Past winter-time riding experience also told me that no matter how I'm dressed, if the temps are between 20-40 degrees, I'm good for about 90 minutes of exposure. Less than 20 degrees, and I had better limit my time to 60 minutes or less. Knowing that the route was going to be wet and icy, I guessed at my average speed to be around 10mph, which would leave me with too long of a time to be out on the trail if I left right from home. Also knowing that the trail is not plowed north of 14 mile road, (the first 4 miles of my ride) it would likely spell disaster for a "fun commute" into work. I made the decision to rack the bike and drive to Rockford for my departure there. "Cheating!" some of you say, but wait a minute...I make the rules here! And, what the hell were you doing on January 26 - uh huh - commuting in your warm, comfy, leather encased seat listening to talk radio and screaming at idiots on the road. Sounds great, I'm sooooo jealous. (At least, that's how I talked myself into doing this.)

Entering Rockford. Wet, but pretty.

Anyways, back to the story....leaving from Rockford turned out to be a very good guesstimate on my part. Each trip took about 80 minutes, and I averaged between 10-12mph. Good pace for ice and wet conditions. Things were very wet to begin with, hard to see through my glasses. Cold, but I had all the right layers for warmth and wind/rain protection. I was actually pretty cozy. My rear fender kept my ass from getting wet. (Very important)

The first 2-3 miles were total ice. The Klondikes performed beautifully. So stable and grippy. Only inflated to 60lbs, they stayed nice and pliable and able to grip all ruts. About half way to work, the rain/snow stopped and the wind kicked in. Made it to work in super-happy spirits. What fun to brave the elements and operate on the fringes of "acceptable behavior". ha ha

Later in the day, as I watched the radar to prepare for the ride home, I saw a band of snow coming and it wasn't dissipating but building. Okay, here we go! Put the bat suit on and get out there, man!

Wasn't bad actually. Better than rain. The hardest thing about it though was that the snow was coming down thick enough to cover the road and hide all the ice. I had to rely on shadows and textures from my headlight and then by feel of my bars. Bumpy like a dirt road = ice. Smooth and the clack, clack, clack of the studs = pavement.

Saw two fat bikers, one mountain bike and a few people running/walking dogs on my way home. Everyone seemed jacked to be out in the snow when no one else was. I love the unspoken camaraderie experienced when you roll up on those people.

Early next week looks to be near 40 degrees. That will also be February. Might have to get my next month's worth of commuting within a week from now!

Leaving work.

Snowy commuter lane.

 Even snowier rail trail.
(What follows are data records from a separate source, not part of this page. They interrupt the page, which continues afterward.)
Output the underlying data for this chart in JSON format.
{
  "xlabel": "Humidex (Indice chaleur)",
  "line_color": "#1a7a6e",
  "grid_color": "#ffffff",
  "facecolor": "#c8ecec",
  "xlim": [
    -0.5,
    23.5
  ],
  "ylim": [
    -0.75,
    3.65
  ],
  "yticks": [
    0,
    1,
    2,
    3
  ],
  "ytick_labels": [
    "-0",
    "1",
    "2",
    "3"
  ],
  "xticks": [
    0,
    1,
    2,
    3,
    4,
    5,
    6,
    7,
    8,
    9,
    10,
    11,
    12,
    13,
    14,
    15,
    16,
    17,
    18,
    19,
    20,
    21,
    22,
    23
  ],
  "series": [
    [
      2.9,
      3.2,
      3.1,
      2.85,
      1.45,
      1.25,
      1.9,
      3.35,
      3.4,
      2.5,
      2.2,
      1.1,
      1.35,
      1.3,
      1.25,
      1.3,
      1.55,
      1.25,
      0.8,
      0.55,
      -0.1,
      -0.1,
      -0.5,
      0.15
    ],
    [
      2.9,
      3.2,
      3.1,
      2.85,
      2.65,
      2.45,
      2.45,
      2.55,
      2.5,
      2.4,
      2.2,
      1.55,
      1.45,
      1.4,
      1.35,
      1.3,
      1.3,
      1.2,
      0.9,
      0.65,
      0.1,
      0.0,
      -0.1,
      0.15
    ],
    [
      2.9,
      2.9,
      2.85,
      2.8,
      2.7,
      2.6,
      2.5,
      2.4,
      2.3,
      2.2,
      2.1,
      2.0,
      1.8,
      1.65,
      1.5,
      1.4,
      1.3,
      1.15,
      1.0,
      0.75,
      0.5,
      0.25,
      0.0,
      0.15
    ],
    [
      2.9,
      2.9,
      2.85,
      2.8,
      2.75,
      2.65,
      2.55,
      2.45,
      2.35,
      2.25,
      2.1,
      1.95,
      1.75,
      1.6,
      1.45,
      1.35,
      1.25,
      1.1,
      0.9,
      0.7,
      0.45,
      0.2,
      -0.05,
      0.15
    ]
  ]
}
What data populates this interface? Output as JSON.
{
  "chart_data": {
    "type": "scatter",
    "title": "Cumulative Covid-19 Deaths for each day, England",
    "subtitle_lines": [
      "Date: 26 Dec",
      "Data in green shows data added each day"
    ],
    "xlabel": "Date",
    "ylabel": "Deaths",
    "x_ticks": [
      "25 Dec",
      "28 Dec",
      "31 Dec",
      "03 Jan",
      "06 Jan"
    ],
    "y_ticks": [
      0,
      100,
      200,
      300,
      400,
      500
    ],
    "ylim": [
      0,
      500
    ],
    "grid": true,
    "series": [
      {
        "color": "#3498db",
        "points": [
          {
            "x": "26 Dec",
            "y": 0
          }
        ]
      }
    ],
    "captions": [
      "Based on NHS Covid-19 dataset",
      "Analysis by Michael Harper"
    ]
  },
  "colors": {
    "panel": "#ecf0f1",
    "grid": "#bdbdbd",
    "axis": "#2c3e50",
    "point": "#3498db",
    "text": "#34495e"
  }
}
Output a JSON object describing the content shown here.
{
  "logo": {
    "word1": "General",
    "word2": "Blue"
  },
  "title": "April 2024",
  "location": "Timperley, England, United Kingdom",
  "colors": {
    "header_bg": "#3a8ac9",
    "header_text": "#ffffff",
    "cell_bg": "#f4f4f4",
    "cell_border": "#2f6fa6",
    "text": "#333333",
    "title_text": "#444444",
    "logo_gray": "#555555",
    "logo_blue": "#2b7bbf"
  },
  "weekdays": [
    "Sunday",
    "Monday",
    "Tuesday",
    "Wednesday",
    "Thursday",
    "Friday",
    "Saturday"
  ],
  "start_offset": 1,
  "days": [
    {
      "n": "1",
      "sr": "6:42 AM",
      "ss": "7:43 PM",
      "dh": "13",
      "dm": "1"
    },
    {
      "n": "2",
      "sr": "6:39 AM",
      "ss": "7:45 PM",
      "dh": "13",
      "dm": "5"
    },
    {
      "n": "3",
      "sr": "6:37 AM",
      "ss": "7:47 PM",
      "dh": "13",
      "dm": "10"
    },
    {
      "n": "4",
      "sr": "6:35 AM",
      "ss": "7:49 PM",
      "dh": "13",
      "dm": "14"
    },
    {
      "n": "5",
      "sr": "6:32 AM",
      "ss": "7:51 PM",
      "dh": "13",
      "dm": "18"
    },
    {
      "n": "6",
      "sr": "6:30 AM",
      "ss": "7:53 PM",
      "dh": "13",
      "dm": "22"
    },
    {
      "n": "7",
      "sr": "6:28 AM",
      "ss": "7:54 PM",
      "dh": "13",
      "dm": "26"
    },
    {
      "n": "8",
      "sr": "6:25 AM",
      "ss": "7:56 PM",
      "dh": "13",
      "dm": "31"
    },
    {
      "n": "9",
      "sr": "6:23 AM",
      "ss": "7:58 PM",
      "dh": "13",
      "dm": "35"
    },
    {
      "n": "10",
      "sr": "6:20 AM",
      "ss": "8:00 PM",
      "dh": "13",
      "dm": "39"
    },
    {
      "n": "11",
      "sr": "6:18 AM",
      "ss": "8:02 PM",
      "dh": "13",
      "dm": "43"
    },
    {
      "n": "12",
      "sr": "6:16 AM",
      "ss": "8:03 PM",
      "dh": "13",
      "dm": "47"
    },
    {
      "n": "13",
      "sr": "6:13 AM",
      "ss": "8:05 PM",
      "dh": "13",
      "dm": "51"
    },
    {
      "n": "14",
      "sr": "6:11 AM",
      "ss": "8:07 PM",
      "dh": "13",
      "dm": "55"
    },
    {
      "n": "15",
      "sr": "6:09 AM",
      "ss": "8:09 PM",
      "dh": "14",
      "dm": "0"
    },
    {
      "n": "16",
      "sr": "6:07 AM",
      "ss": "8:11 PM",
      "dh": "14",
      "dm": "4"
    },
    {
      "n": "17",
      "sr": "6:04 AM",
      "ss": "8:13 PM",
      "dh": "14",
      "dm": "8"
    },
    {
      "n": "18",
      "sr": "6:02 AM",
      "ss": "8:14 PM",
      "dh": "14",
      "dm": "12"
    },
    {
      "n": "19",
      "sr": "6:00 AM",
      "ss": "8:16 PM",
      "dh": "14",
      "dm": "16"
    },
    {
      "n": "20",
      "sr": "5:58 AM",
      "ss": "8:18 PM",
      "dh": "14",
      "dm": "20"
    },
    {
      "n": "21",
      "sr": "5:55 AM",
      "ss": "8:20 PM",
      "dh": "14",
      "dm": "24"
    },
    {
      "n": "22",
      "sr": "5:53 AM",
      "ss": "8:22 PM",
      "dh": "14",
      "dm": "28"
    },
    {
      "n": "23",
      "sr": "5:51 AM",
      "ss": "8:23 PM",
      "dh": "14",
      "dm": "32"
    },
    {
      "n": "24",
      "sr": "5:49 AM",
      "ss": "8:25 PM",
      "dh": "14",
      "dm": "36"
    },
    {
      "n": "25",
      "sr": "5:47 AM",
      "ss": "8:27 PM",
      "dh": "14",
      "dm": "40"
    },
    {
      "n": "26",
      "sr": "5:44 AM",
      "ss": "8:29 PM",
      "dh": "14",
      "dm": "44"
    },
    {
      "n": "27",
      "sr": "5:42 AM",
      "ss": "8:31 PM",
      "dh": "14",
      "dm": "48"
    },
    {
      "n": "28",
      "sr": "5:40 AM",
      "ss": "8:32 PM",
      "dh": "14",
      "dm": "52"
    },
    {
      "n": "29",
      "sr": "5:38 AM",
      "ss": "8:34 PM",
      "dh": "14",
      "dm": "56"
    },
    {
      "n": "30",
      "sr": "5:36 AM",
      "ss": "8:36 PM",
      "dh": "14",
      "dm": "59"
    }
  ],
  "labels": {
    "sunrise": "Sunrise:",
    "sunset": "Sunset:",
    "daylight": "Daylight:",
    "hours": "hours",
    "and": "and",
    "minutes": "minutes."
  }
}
No tracks, fresh snow.
This section was particularly super quiet. My favorite thing about winter riding, the silence.

My reward: Skillet Lasagna with homemade garlic toast. My wife makes a special dinner for my commutes. It just sort of started last year or so. It makes me ride faster so I can get home quicker. Its always something different and she's such a great cook.

I love her for accepting the "affliction" I have for cycling.


Welcome 2016!

Went for a good ride to start off the year with Matt Longest. We donned all our cold weather gear and battled mother nature's cold wind for a good 18 mile ride. Almost all dirt roads were snow or ice covered yet. Ice was slick - we each almost went down a few times. Surprisingly we made it up some steep hills without incident.